BUDGET airline Flybe will close its route between Liverpool and Belfast later this month, as it battles with a slowdown in ticket sales.
The once-a-day service from Liverpool John Lennon Airport to George Best Belfast City Airport will cease on October 30.
Shares in Flybe plunged 35% yesterday, after the carrier admitted bookings slowed significantly in September as the financial gloom took hold.
It said winter ticket sales were below expectations, after the poor September performance.
Flybe said it was too early to say whether the slowdown was a short-term reaction to the economic gloom or “a long-term market adjustment”.
In a statement about the axing of the Belfast route, the airline told LDP Business: “Flybe carefully reviews the viability of all its 200-plus routes, looking not only at passenger numbers but also at external cost pressures such as the extortionate Air Passenger Duty system being levied by the domestic aviation sector, where its passengers pay twice as much tax as Europe- bound travellers.

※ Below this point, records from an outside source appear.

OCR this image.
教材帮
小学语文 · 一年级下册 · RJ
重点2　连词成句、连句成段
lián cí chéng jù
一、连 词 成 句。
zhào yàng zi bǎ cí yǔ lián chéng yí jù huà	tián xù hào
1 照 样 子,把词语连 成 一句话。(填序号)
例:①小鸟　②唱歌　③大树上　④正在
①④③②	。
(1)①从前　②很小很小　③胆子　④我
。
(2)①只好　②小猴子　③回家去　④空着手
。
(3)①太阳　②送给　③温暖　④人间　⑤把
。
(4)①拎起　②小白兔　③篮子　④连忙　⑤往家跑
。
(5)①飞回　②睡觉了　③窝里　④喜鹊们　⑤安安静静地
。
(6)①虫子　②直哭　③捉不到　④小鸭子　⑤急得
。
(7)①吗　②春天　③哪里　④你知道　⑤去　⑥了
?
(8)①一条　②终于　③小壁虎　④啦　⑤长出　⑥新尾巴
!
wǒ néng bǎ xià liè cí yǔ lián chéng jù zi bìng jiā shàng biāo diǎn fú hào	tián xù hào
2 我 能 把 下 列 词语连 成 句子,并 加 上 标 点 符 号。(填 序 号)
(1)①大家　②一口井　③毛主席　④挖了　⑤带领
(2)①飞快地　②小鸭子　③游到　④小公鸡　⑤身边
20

“This ongoing monitoring of our routes enables us to both increase regularity where demand exists, but also highlights when passenger numbers make a flight economically and environmentally harder to justify.”
Flybe’s sales in the six months to September were up 9%, but this was 1% lower than expected.
The Exeter-based group’s latest statement follows a profit warning in May, when it said trading had been hit by high oil prices.